NASHVILLE: A group of interfaith leaders and Nashville politicians denounced a white supremacist march held downtown on Saturday while decrying anti-immigration rhetoric they say has emboldened dangerous racist views.

More than two dozen marchers, the majority of whom hid their faces with full masks, unfurled swastika flags amid Nazi salutes and repeated chants of “Save the white man” and “Deport every Mexican.”

Rep. Justin Jones, D-Nashville, and his chief of staff, Chandler Quaile, were leaving a downtown event Saturday honoring an historic Black sorority when they heard the group yelling. Quaile, who has Jewish and Mexican grandparents, recorded the group as it marched down the street.

“I began to cry because these are the types of people and ideologies that wiped out my ancestors, that reminded my grandparents every day that this country would never be their country, that they didn’t belong, that they had no place here,” Quaile said at a Monday news conference outside the Capitol. “It’s the type of ideology that made them hide being Jewish and hide being Mexican, because it was too scary to confront the reality that in America, a hate crime is always one moment away.”
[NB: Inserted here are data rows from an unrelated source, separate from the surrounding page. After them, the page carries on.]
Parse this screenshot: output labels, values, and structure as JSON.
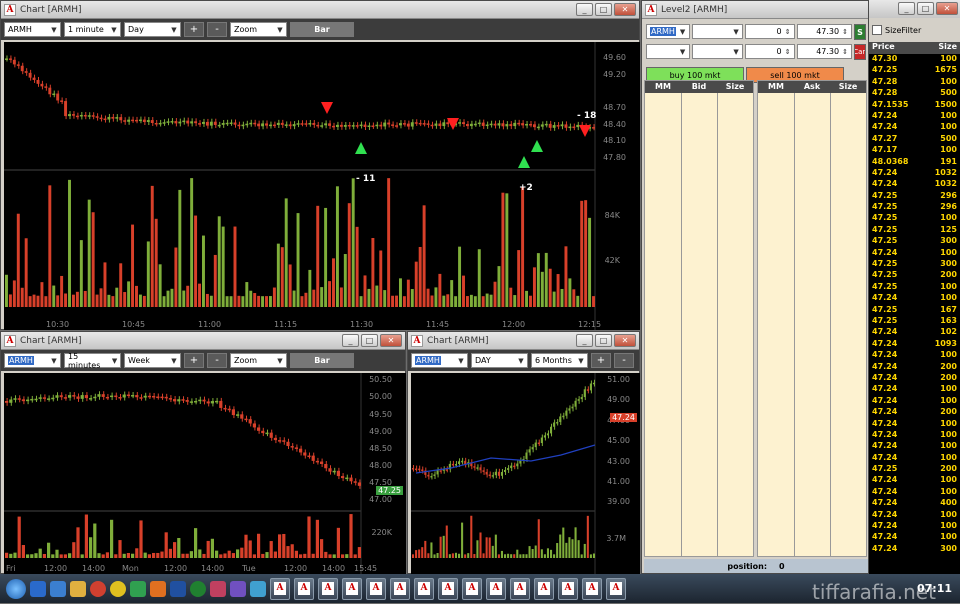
{
  "chart1": {
    "title": "Chart [ARMH]",
    "symbol": "ARMH",
    "interval": "1 minute",
    "range": "Day",
    "zoom": "Zoom",
    "plus": "+",
    "minus": "-",
    "bar_label": "Bar",
    "y_labels": [
      "49.60",
      "49.20",
      "48.70",
      "48.40",
      "48.10",
      "47.80"
    ],
    "vol_labels": [
      "84K",
      "42K"
    ],
    "x_labels": [
      "10:30",
      "10:45",
      "11:00",
      "11:15",
      "11:30",
      "11:45",
      "12:00",
      "12:15"
    ],
    "annotations": [
      "- 11",
      "+2",
      "- 18"
    ]
  },
  "chart2": {
    "title": "Chart [ARMH]",
    "symbol": "ARMH",
    "interval": "15 minutes",
    "range": "Week",
    "zoom": "Zoom",
    "plus": "+",
    "minus": "-",
    "bar_label": "Bar",
    "y_labels": [
      "50.50",
      "50.00",
      "49.50",
      "49.00",
      "48.50",
      "48.00",
      "47.50",
      "47.00"
    ],
    "price_tag": "47.25",
    "vol_label": "220K",
    "x_labels": [
      "Fri",
      "12:00",
      "14:00",
      "Mon",
      "12:00",
      "14:00",
      "Tue",
      "12:00",
      "14:00",
      "15:45"
    ]
  },
  "chart3": {
    "title": "Chart [ARMH]",
    "symbol": "ARMH",
    "interval": "DAY",
    "range": "6 Months",
    "plus": "+",
    "minus": "-",
    "y_labels": [
      "51.00",
      "49.00",
      "47.00",
      "45.00",
      "43.00",
      "41.00",
      "39.00"
    ],
    "price_tag": "47.24",
    "vol_label": "3.7M"
  },
  "level2": {
    "title": "Level2 [ARMH]",
    "symbol": "ARMH",
    "buy_qty": "0",
    "buy_price": "47.30",
    "sell_qty": "0",
    "sell_price": "47.30",
    "buy_button": "buy 100 mkt",
    "sell_button": "sell 100 mkt",
    "s_btn": "S",
    "can_btn": "Can",
    "bid_headers": [
      "MM",
      "Bid",
      "Size"
    ],
    "ask_headers": [
      "MM",
      "Ask",
      "Size"
    ],
    "position_label": "position:",
    "position_value": "0"
  },
  "tape": {
    "size_filter": "SizeFilter",
    "price_header": "Price",
    "size_header": "Size",
    "rows": [
      [
        "47.30",
        "100"
      ],
      [
        "47.25",
        "1675"
      ],
      [
        "47.28",
        "100"
      ],
      [
        "47.28",
        "500"
      ],
      [
        "47.1535",
        "1500"
      ],
      [
        "47.24",
        "100"
      ],
      [
        "47.24",
        "100"
      ],
      [
        "47.27",
        "500"
      ],
      [
        "47.17",
        "100"
      ],
      [
        "48.0368",
        "191"
      ],
      [
        "47.24",
        "1032"
      ],
      [
        "47.24",
        "1032"
      ],
      [
        "47.25",
        "296"
      ],
      [
        "47.25",
        "296"
      ],
      [
        "47.25",
        "100"
      ],
      [
        "47.25",
        "125"
      ],
      [
        "47.25",
        "300"
      ],
      [
        "47.24",
        "100"
      ],
      [
        "47.25",
        "300"
      ],
      [
        "47.25",
        "200"
      ],
      [
        "47.25",
        "100"
      ],
      [
        "47.24",
        "100"
      ],
      [
        "47.25",
        "167"
      ],
      [
        "47.25",
        "163"
      ],
      [
        "47.24",
        "102"
      ],
      [
        "47.24",
        "1093"
      ],
      [
        "47.24",
        "100"
      ],
      [
        "47.24",
        "200"
      ],
      [
        "47.24",
        "200"
      ],
      [
        "47.24",
        "100"
      ],
      [
        "47.24",
        "100"
      ],
      [
        "47.24",
        "200"
      ],
      [
        "47.24",
        "100"
      ],
      [
        "47.24",
        "100"
      ],
      [
        "47.24",
        "100"
      ],
      [
        "47.24",
        "100"
      ],
      [
        "47.25",
        "200"
      ],
      [
        "47.24",
        "100"
      ],
      [
        "47.24",
        "100"
      ],
      [
        "47.24",
        "400"
      ],
      [
        "47.24",
        "100"
      ],
      [
        "47.24",
        "100"
      ],
      [
        "47.24",
        "100"
      ],
      [
        "47.24",
        "300"
      ]
    ]
  },
  "taskbar": {
    "clock": "07:11"
  },
  "watermark": "tiffarafia.net",
  "colors": {
    "up": "#7fae3a",
    "down": "#d8402a",
    "buy": "#7ee05a",
    "sell": "#f08a4a",
    "tape_text": "#ffd700"
  }
}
Chandler Quaile speaks about his experience during a news conference outside the state Capitol in Nashville, Tenn., Monday, Feb. 19, 2024. The news conference held in response to a Nazi group known as “Blood Tribe” that marched through downtown Nashville over the weekend.

The march sparked widespread, bipartisan condemnation over the weekend for its anti-Semitic imagery. Alongside immigrant advocate groups and faith leaders, Metro Nashville Council member Zulfat Suara and Jones said Monday recent Republican rhetoric likening immigration border issues to an “invasion” emboldened white supremacists.

“What we witnessed was the direct result of politicians spreading misinformation and hate messages about immigrants,” said Tessa Lemos Del Pino, executive director of Tennessee Justice for Our Neighbors.

The marchers’ red shirts included the words “Blood Tribe.” The white supremacist hate group displays Nazi imagery and holds virulent anti-Semitic views. It also often focuses on “hypermasculinity,” according to the Anti-Defamation League, and has targeted LGBTQ groups in previous public demonstrations, referring to LGBTQ groups as “pedophiles.”

On Monday, a number of Republican leaders in Tennessee were among a bipartisan group that continued to denounce the marchers and what they stood for, including House Speaker Cameron Sexton, R-Crossville, and Lt. Gov. Randy McNally, R-Oak Ridge.

“Our nation spent significant blood and treasure during WWII to rid the world of the wicked and murderous ideology of Nazism,” McNally said on social media. “To see this hate resurface on the streets of our state Capitol was horrific. Those thugs do not represent TN values and they are not welcome here — ever.”